Ehrung von Karl Liebknecht und Rosa Luxemburg

Foto: Ute Brückner

Am Sonntag, den 14.01.2018 versammelten sich  Mitglieder der Partei DIE LINKE. und der SPD neben Bürgern der Stadt Zwickau, um zum 99. Jahrestages der Ermordung der Kämpfer für Frieden und Freiheit, Rosa Luxemburg und Karl Liebknecht, zu gedenken.

Die Veranstaltung eröffnete Alexander Weiß, Mitglied des Kreisvorstandes der Linken in Zwickau.

Die Rede übernahm der MDL Mario Pecher (SPD). Er wies darauf hin, dass die Idee eines Demokratischen Sozialismus und der Wunsch nach Frieden und Gerechtigkeit noch tägliche Aufgaben sind. Die Welt ist gefährdet durch Kriegstreiber, wie den Diktator aus Korea oder den Fake News Verbreiter Trump, durch den Waffenhandel, auch Deutschlands.

Eine große Bedrohung wurde betont, stellt die Spaltung der Gesellschaft dar.

Es gibt also genügend Lehren, die aus der Geschichte beachtet werden müssen.
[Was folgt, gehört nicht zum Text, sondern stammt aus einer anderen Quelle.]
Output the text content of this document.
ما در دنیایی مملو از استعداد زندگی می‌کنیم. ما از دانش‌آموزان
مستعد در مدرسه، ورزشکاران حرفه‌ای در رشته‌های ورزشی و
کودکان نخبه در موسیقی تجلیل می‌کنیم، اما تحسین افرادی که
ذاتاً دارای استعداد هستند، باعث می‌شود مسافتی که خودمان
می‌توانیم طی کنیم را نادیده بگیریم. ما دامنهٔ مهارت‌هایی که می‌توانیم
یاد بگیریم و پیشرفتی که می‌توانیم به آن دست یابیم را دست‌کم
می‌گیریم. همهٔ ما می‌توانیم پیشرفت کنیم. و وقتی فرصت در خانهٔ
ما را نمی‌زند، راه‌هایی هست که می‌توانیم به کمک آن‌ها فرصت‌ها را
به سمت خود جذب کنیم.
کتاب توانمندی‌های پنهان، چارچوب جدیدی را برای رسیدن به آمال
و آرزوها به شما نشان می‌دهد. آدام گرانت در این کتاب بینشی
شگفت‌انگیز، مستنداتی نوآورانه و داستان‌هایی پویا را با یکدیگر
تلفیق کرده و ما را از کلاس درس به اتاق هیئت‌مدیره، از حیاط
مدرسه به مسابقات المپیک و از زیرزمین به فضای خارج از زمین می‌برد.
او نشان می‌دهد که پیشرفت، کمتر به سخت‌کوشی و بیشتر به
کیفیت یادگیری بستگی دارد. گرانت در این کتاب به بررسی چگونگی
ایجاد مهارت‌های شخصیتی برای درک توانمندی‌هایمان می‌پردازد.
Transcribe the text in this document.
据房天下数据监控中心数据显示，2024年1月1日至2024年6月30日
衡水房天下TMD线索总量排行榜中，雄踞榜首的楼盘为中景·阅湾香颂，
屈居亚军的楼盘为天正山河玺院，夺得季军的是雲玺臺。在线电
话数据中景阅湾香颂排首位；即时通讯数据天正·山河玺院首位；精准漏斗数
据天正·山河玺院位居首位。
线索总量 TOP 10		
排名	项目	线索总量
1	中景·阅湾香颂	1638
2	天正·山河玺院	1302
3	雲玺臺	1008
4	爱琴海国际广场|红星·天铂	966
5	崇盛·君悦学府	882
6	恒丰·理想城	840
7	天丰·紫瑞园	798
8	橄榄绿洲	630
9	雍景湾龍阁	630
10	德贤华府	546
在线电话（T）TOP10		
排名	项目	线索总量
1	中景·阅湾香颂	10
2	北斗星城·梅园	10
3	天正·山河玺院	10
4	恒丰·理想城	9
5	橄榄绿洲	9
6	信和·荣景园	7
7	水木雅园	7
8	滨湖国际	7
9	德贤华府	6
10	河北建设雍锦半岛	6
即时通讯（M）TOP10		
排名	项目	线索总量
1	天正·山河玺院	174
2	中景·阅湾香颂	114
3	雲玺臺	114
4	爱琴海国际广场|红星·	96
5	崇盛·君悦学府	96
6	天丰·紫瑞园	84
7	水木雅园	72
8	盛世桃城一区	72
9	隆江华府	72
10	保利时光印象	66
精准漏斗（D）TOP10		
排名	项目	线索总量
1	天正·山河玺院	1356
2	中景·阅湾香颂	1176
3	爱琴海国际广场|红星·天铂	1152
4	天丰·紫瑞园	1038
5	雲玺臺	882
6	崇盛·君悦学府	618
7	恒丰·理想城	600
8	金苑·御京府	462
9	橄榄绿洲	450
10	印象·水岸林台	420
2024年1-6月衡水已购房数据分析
Ute Büning brachte in ihrem Gedicht sehr emotional zum Ausdruck, dass das Kapital vor nichts zurückschreckt und die Kämpfer für Frieden und Gerechtigkeit überall verfolgen wird.

Diese Aussagen werden durch geschichtliche Ereignisse in der heutigen Zeit belegt.
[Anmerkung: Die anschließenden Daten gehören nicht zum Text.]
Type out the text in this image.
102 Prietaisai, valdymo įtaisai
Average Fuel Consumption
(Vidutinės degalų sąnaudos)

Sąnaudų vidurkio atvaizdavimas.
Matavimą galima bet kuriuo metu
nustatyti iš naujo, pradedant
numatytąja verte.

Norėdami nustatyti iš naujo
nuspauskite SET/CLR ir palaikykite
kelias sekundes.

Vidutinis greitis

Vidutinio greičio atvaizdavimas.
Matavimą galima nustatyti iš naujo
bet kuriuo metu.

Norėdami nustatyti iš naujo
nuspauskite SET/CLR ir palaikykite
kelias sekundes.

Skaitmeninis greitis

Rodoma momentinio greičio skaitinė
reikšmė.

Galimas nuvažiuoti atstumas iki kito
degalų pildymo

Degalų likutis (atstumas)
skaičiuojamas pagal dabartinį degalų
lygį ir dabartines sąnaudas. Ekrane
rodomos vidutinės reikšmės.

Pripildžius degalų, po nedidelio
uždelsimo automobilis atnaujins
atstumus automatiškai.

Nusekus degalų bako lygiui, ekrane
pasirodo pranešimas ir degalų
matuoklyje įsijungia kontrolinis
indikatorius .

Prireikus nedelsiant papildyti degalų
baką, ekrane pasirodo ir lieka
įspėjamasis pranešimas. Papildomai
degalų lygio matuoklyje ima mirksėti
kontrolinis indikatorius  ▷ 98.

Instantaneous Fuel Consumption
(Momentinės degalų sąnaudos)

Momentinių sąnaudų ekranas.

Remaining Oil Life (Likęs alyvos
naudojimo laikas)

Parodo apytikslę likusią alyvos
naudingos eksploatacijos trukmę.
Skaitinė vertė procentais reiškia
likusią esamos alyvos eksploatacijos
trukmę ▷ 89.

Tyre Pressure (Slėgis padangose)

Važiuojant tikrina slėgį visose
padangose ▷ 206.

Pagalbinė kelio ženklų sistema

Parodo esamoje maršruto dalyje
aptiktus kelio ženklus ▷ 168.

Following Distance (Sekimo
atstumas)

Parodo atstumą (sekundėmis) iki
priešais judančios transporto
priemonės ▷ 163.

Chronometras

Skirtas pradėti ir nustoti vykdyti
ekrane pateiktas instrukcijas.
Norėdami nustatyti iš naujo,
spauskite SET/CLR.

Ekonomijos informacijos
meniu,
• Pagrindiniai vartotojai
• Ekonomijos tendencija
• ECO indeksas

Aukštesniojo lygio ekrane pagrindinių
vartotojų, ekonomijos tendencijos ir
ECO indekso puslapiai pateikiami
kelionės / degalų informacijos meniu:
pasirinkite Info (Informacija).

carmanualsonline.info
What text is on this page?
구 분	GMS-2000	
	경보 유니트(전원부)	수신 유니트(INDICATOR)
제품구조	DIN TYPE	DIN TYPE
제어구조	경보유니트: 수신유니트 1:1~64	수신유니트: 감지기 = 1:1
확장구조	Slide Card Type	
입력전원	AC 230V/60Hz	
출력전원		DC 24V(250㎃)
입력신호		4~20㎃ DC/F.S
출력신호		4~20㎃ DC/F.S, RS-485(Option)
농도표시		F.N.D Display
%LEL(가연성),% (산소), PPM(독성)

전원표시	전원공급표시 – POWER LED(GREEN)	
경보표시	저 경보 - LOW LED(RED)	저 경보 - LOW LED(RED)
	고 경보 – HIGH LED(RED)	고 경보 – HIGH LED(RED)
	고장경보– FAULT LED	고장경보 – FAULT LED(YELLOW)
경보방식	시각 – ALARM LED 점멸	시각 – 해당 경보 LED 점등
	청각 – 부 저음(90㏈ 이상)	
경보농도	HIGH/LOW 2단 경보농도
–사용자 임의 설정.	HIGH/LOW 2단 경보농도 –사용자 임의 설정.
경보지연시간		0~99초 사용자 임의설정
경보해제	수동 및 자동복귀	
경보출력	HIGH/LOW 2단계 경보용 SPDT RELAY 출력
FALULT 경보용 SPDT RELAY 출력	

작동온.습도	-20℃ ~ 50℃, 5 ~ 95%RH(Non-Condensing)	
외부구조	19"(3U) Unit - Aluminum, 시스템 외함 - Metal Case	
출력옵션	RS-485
Sei es durch Verfolgung von Journalisten in der Türkei, sei es das asoziale Verhalten der Superreichen bei der Steuervermeidung (Paradise Paper),  sei es die Vernichtung von Arbeitsplätzen zur Gewinnmaximierung des Kapitals (Siemens), und…

Nach der Kranzniederlegung erscholl das Arbeiterkampflied „Auf, auf zum Kampf“

und gab damit allen mit auf den Weg, nicht aufzugeben und im Sinne von Karl und Rosa zu handeln.